III
История есть перечень тех, что пришли раньше времени. Тут посреди толпы всякий раз пробуждается кто-нибудь один, чьи корни — не в ней и чье явление обусловлено законами более обширного действия. Он несет с собой неведомые обычаи и требует места для жестов, притязающих на большее. Так он дает жизнь все преодолевающей силе и воле, перешагивающей через страх и почтительность, словно через камни. Будущее, ни на что не оглядываясь, вещает через него; а современники не возьмут в толк, как с ним обращаться, и из-за нерешительности отступаются от него вообще. И от их неуверенности он гибнет. Он умирает, как полководец, брошенный солдатами, или как пришедший не в свой черед весенний день, чей напор непонятен косной земле. Но столетия спустя, когда к его памятнику перестают возлагать венки, а его позабытая могила зарастает травой, — тогда он вновь пробуждается уже как современник и прорастает сквозь души своих потомков.

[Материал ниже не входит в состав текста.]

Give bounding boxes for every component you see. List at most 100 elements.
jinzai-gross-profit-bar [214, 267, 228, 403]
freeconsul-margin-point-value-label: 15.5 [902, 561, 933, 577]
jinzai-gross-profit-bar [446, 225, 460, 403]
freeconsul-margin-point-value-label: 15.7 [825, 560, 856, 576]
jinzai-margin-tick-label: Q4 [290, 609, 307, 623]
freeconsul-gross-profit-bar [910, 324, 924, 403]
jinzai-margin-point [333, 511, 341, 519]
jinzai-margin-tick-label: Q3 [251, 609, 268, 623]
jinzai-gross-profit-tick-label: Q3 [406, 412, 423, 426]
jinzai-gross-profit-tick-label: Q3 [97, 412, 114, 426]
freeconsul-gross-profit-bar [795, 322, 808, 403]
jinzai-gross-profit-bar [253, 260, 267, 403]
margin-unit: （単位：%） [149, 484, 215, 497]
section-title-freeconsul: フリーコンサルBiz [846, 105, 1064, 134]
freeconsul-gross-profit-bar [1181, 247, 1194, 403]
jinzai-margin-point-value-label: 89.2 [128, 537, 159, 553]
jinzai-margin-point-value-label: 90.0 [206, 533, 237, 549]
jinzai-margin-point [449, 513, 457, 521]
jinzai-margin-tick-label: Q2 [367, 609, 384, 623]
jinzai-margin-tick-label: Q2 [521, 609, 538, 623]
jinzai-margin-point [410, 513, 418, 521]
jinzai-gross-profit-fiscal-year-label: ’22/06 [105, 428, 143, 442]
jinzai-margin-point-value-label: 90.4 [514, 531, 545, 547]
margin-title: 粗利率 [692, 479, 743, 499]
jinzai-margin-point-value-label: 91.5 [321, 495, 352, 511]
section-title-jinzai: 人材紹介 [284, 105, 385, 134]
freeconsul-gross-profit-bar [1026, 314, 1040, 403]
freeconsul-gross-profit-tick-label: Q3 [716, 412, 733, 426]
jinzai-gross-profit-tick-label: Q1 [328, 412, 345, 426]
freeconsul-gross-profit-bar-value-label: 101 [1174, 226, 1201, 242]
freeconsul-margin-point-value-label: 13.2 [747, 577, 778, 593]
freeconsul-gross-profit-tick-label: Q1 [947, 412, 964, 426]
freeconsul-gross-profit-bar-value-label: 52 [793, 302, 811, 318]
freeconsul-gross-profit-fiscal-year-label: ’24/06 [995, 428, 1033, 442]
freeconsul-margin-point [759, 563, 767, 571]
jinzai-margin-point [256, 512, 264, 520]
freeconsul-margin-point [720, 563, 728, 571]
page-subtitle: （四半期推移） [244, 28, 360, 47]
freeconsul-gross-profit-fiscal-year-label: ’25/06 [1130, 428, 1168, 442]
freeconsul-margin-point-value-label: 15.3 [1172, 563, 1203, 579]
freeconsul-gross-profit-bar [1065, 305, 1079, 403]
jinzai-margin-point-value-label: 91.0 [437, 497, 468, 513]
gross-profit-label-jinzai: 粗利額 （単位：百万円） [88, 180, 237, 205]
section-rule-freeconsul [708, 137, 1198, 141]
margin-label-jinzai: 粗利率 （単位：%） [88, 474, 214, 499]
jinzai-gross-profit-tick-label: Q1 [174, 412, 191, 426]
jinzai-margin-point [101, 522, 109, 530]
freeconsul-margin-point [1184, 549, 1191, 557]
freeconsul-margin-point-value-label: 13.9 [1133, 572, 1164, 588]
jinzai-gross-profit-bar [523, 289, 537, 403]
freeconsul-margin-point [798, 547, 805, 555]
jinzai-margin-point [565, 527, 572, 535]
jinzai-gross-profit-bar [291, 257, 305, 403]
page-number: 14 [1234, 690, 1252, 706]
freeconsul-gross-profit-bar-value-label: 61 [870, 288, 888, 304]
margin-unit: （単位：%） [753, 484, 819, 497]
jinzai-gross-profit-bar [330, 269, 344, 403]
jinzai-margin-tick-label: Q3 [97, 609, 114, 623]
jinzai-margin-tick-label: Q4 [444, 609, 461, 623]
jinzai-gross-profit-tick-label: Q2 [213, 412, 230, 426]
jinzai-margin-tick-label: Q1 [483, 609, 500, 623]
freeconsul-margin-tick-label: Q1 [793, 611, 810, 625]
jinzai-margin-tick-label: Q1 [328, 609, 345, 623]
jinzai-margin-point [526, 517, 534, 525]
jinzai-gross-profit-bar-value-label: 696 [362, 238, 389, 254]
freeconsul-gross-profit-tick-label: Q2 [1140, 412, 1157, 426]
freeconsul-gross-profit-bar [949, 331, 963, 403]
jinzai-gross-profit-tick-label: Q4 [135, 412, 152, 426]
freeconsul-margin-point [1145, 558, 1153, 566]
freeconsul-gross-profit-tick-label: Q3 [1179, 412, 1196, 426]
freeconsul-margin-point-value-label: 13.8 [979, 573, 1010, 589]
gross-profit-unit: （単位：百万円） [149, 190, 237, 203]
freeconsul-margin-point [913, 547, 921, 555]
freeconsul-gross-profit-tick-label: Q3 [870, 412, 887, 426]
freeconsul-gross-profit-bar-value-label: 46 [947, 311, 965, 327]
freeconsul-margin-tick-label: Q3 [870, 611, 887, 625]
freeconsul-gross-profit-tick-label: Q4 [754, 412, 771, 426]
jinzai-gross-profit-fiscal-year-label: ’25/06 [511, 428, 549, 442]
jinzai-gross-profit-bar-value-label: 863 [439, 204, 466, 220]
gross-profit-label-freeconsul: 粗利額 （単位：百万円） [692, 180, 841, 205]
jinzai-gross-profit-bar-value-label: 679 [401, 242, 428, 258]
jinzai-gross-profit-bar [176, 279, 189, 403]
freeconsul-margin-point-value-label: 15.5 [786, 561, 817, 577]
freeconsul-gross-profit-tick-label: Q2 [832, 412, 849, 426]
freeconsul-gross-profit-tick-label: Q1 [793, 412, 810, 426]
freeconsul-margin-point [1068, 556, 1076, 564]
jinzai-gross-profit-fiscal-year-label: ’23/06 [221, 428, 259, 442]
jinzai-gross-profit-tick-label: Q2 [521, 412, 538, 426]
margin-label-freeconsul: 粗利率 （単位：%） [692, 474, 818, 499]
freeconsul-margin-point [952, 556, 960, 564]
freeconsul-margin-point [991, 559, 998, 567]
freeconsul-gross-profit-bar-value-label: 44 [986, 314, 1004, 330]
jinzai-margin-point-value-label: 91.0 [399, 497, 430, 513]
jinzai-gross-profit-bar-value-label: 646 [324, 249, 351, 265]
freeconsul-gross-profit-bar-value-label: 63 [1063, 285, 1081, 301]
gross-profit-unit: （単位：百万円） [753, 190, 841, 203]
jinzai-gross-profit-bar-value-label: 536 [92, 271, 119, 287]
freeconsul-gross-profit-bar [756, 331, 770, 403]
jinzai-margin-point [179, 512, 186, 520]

Так мы пережили заново уже многих; князья и философы, канцлеры и короли, матери и мученики, которым их эпохи уготовили непонимание и неприятие, теперь едва внятно живут рядом с нами, с улыбкой протягивая нам свои старые мысли, ни для кого уже не оскорбительные или кощунственные. Они подходят вместе с нами к концу, устало завершают свое бессмертие, делают нас наследниками своей вечности и ежедневно принимают смерть. Тогда из их памятников уходит душа, их истории становятся излишними, ибо мы владеем их жизнями так, словно сами прожили их. И оказывается, что события прошлого — словно леса, разбираемые по завершении строительства; но мы знаем, что каждое законченное здание вновь становится лесами и что, скрытая под обломками сотен прежних лесов, воспрянет последняя постройка, что станет башней и храмом, станет домом и родиной.
И когда-нибудь, когда этот монумент будет завершен, люди потянутся к художникам вереницей, чтобы стать современниками этих свершителей. Ибо они, грядущие из грядущих, прошли через дни, и ни одного из них, даже самого последнего, мы еще не узнали как своего брата. Быть может, они со своим миропониманием недалеки от нас, соприкасаясь с нами каким-нибудь из своих творений, наклоняясь над нами, так что мы на мгновение улавливаем их облик; но мы не можем и помыслить, чтобы они жили и умирали сейчас. И наши руки скорее сдвинут с места горы и деревья, чем смогут закрыть глаза хотя бы одному из этих умерших — зрячие глаза.
Даже люди, что творят в наше время, не могут пригласить в гости тех великих, чья родина — в будущем: ведь они и сами бездомны, сами — ждущие, одинокие пришельцы из будущего, нетерпеливые одиночки. А их пернатые сердца всюду натыкаются на стены времени. И даже если они — мудрецы, полюбившие свои кельи с кусочком неба, выловленным, словно сетью, решеткой окна, и ласточку, что доверчиво свила свое гнездо над их печалью, — они все равно еще и тоскуют, не в силах вечно ждать возле уложенных штабелями тканей да битком набитых ларей. Часто у них чешутся руки развернуть свои ткани, чтобы беспорядочно нагроможденные образы и краски, придуманные ткачом, обрели смысл и связь под их взглядами, и им хочется вынести из ломящихся от товара лавок сосуды и золотые уборы — вынести их из тьмы внутреннего обладания на свет пользы для людей.
Но они пришли слишком рано. И те задачи, что не разрешаются в их жизни, становятся для них предметами творчества. А они братски ставят их в ряд с долгоживущими вещами, и грусть по несбывшемуся таинственной красотой разливается над ним. И эта красота освящает их сыновей и наследников. А значит, в их творчестве живет, поджидая своей поры, племя еще не живших.
А художник по-прежнему остается плясуном, чьи движения разбиваются о жесткие стены его кельи. То, чему не хватает места в размахе его шагов и в стесненных изгибах рук, в изнеможении слетает с его губ, — или ему приходится кровоточащими пальцами процарапывать на стенах еще не ставшие движением линии своего тела.